Doctor Who: Colony in Space (part one)

Back to 1971 – or forward to 2472, as it were – for “Colony in Space,” a six-part serial written by Malcolm Hulke and directed by Michael E. Briant. It is nobody’s favorite Doctor Who adventure, but, weirdly, Hulke’s novelization, called Doctor Who and the Doomsday Weapon, is among everybody’s favorite novelizations. It’s a great story to chew on and consider, but as a piece of television, it’s a little rough going.

Famously, it’s the first story to let the Doctor leave Earth since being stuck there. The Time Lords hijack him and dump him on the barren planet Uxarieus without telling him why. There, he meets a group of self-sufficiency enthusiasts who’ve left the polluted, overcrowded, and corrupt Earth, but their crops bizarrely disobey all known thought about agriculture and refuse to grow. After a year, they’re becoming anxious and desperate, and then some giant lizards are said to turn up.

My favorite part in the first episode is Jo’s very real fear and worry about exploring this planet. I really appreciate how believable her reaction to being dumped on another world is. All the previous months she’d been working for UNIT, she thought she’d been indulging an eccentric genius with his stories of time travel. She didn’t even look inside his TARDIS. Just the sight of Uxarieus frightens her.

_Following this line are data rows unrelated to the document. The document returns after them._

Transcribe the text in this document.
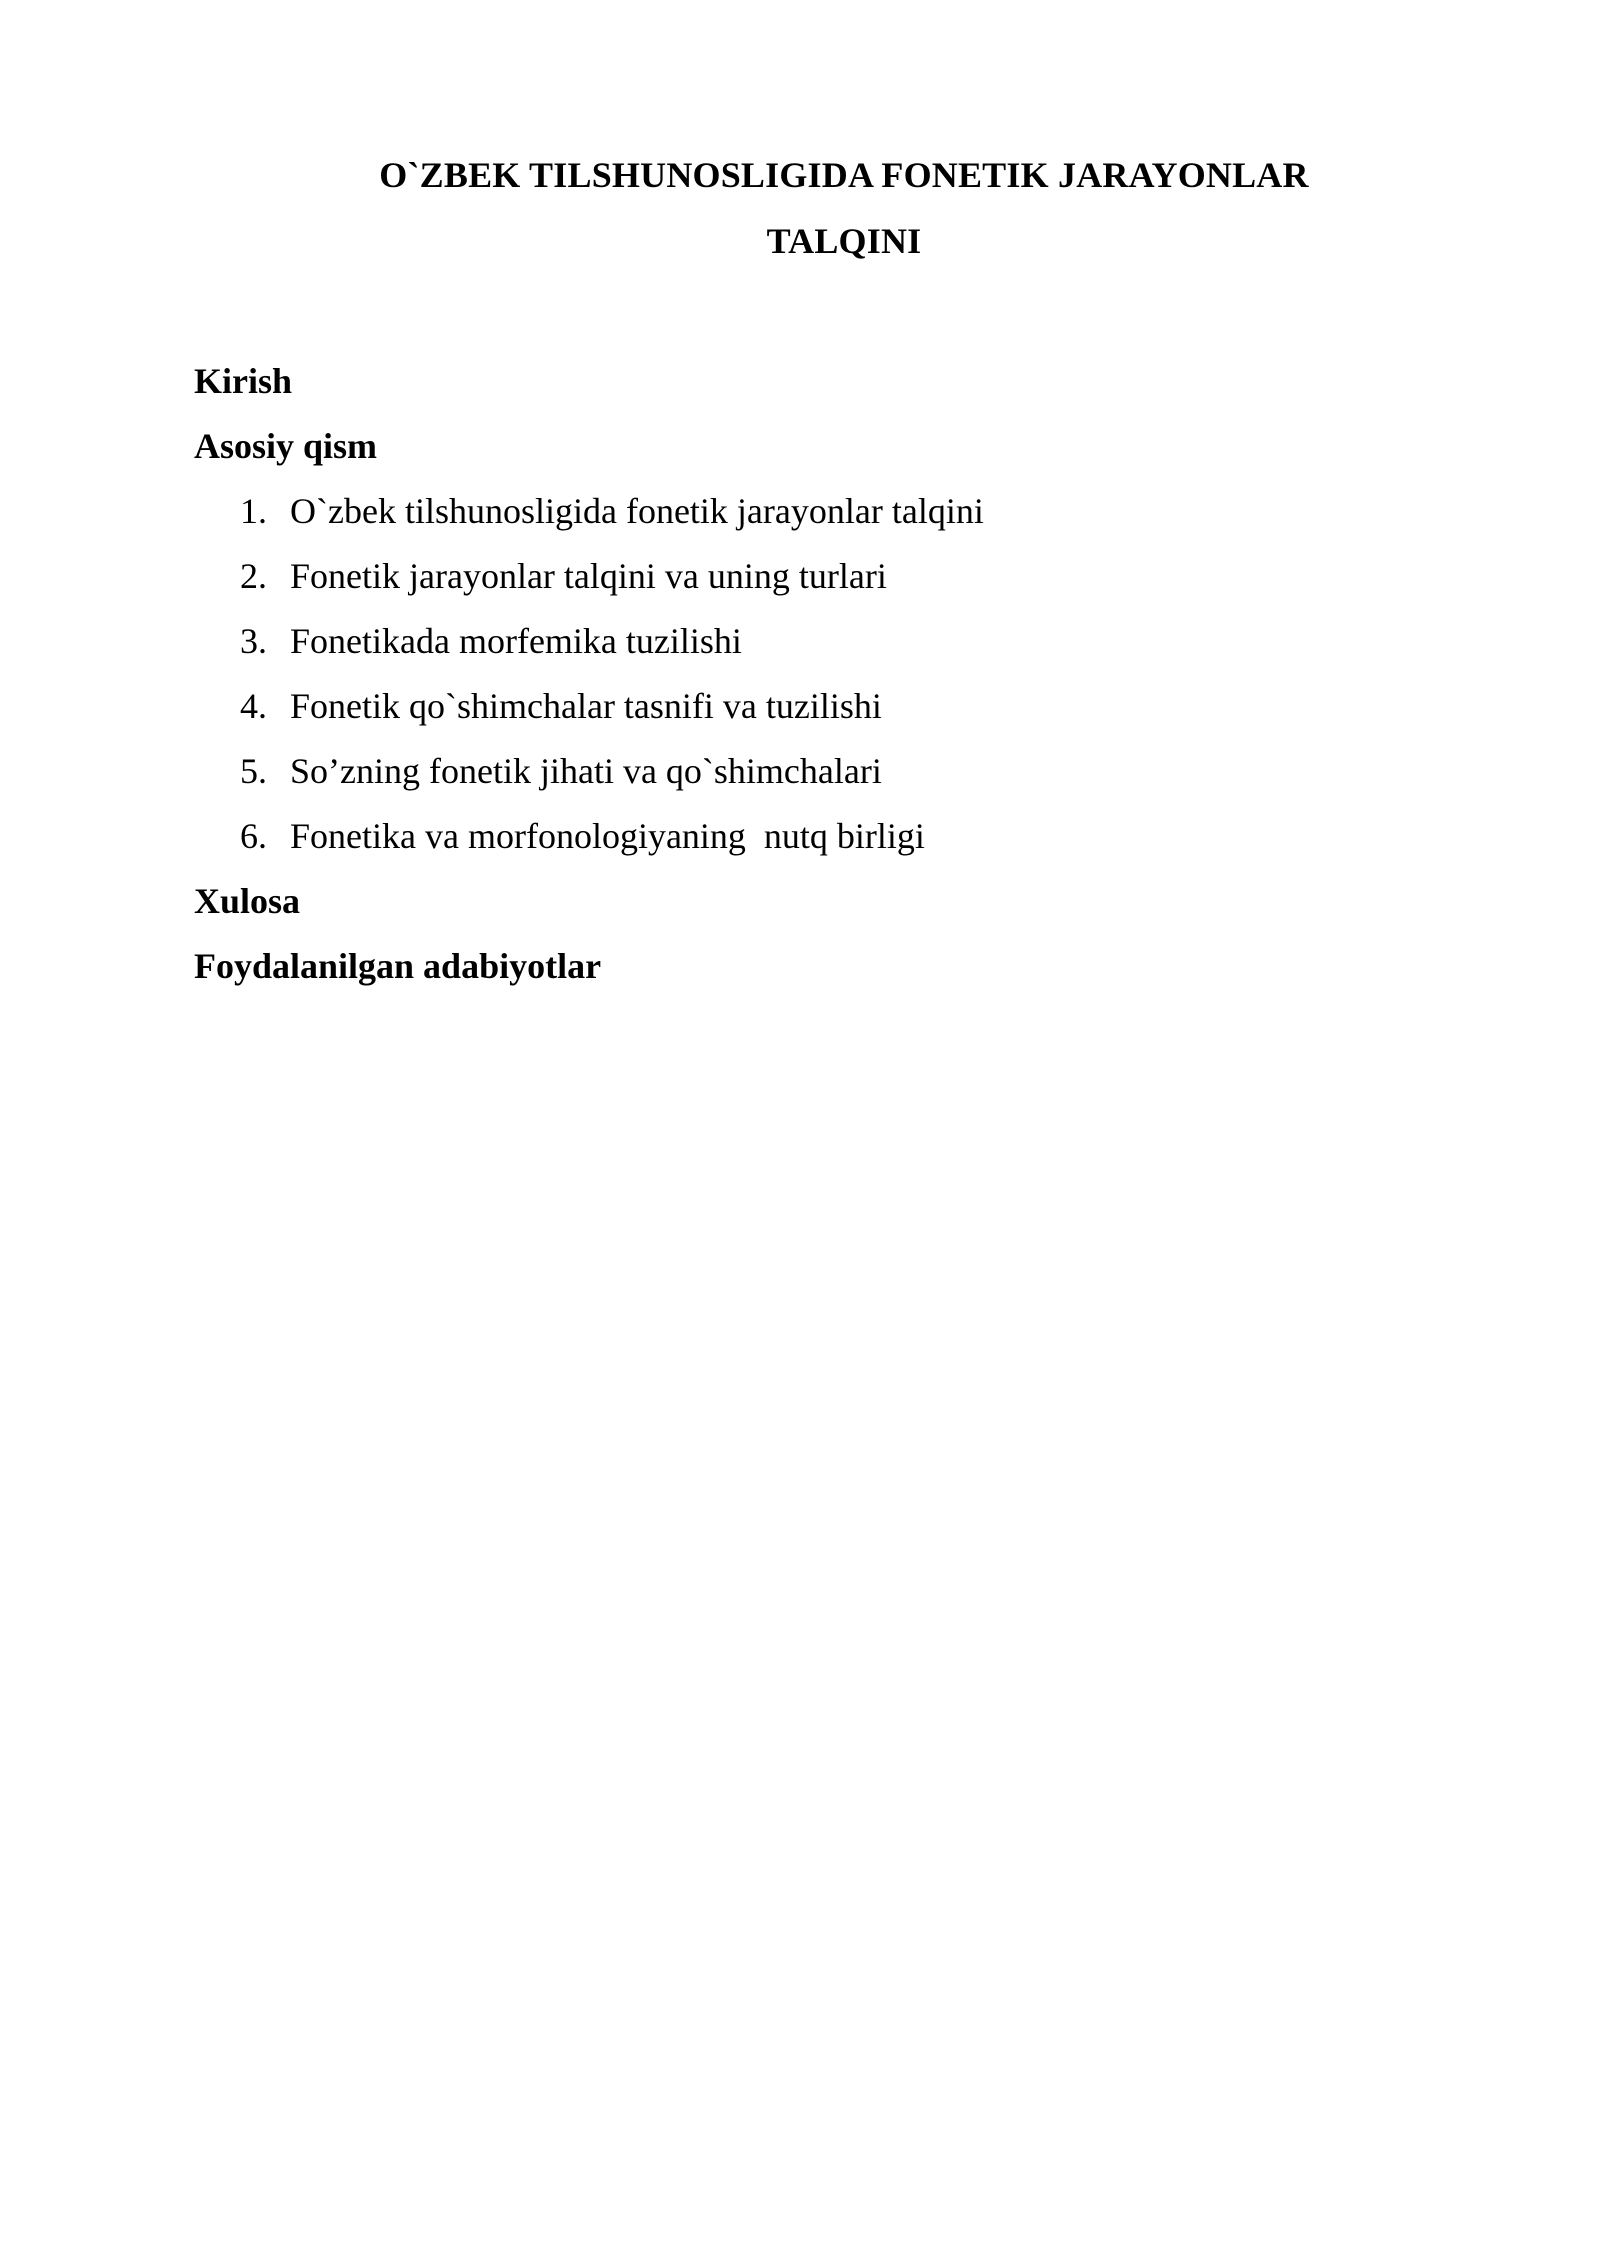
O`ZBEK TILSHUNOSLIGIDA FONETIK JARAYONLAR
TALQINI
Kirish
Asosiy qism

1.

O`zbek tilshunosligida fonetik jarayonlar talqini

2.

Fonetik jarayonlar talqini va uning turlari

3.

Fonetikada morfemika tuzilishi

4.

Fonetik qo`shimchalar tasnifi va tuzilishi

5.

So’zning fonetik jihati va qo`shimchalari

6.

Fonetika va morfonologiyaning  nutq birligi

Xulosa
Foydalanilgan adabiyotlar
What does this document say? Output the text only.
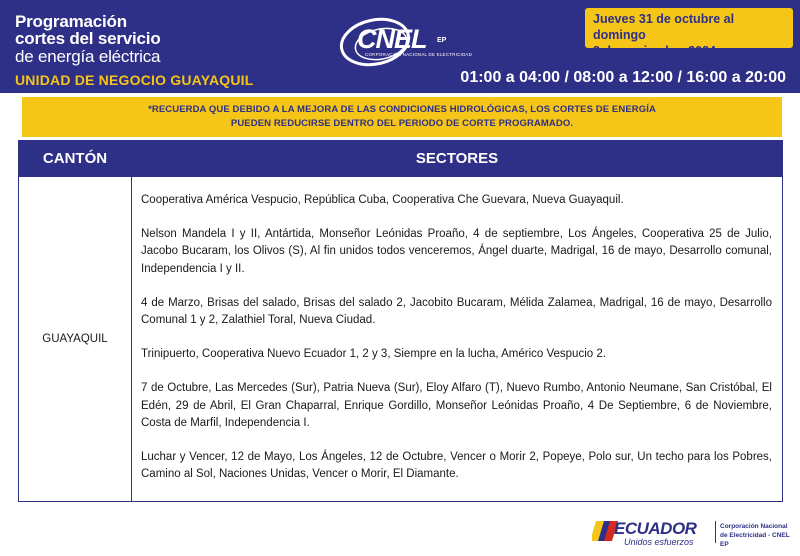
Programación
cortes del servicio
de energía eléctrica
UNIDAD DE NEGOCIO GUAYAQUIL
CNEL EP
CORPORACIÓN NACIONAL DE ELECTRICIDAD
Jueves 31 de octubre al domingo
3 de noviembre 2024
01:00 a 04:00 / 08:00 a 12:00 / 16:00 a 20:00
*RECUERDA QUE DEBIDO A LA MEJORA DE LAS CONDICIONES HIDROLÓGICAS, LOS CORTES DE ENERGÍA
PUEDEN REDUCIRSE DENTRO DEL PERIODO DE CORTE PROGRAMADO.
CANTÓN	SECTORES
GUAYAQUIL

Cooperativa América Vespucio, República Cuba, Cooperativa Che Guevara, Nueva Guayaquil.

Nelson Mandela I y II, Antártida, Monseñor Leónidas Proaño, 4 de septiembre, Los Ángeles, Cooperativa 25 de Julio, Jacobo Bucaram, los Olivos (S), Al fin unidos todos venceremos, Ángel duarte, Madrigal, 16 de mayo, Desarrollo comunal, Independencia I y II.

4 de Marzo, Brisas del salado, Brisas del salado 2, Jacobito Bucaram, Mélida Zalamea, Madrigal, 16 de mayo, Desarrollo Comunal 1 y 2, Zalathiel Toral, Nueva Ciudad.

Trinipuerto, Cooperativa Nuevo Ecuador 1, 2 y 3, Siempre en la lucha, Américo Vespucio 2.

7 de Octubre, Las Mercedes (Sur), Patria Nueva (Sur), Eloy Alfaro (T), Nuevo Rumbo, Antonio Neumane, San Cristóbal, El Edén, 29 de Abril, El Gran Chaparral, Enrique Gordillo, Monseñor Leónidas Proaño, 4 De Septiembre, 6 de Noviembre, Costa de Marfil, Independencia I.

Luchar y Vencer, 12 de Mayo, Los Ángeles, 12 de Octubre, Vencer o Morir 2, Popeye, Polo sur, Un techo para los Pobres, Camino al Sol, Naciones Unidas, Vencer o Morir, El Diamante.

ECUADOR
Unidos esfuerzos
Corporación Nacional
de Electricidad - CNEL EP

Her fear was contagious. Our son was alternately bored by all the farmers talking about crops and frightened by everything else. The green-and-brown-skinned primitives made him jump, the giant iguanas that are strangely too large to fit through the doors of the small domes sent him out of the room entirely, and while the first robot that we saw on this planet – a small “rover” with a crane – was amusing, the great big clawed thing that traps the Doctor against a wall was another thing entirely. I wonder what those letters “IMC” on the robot might mean?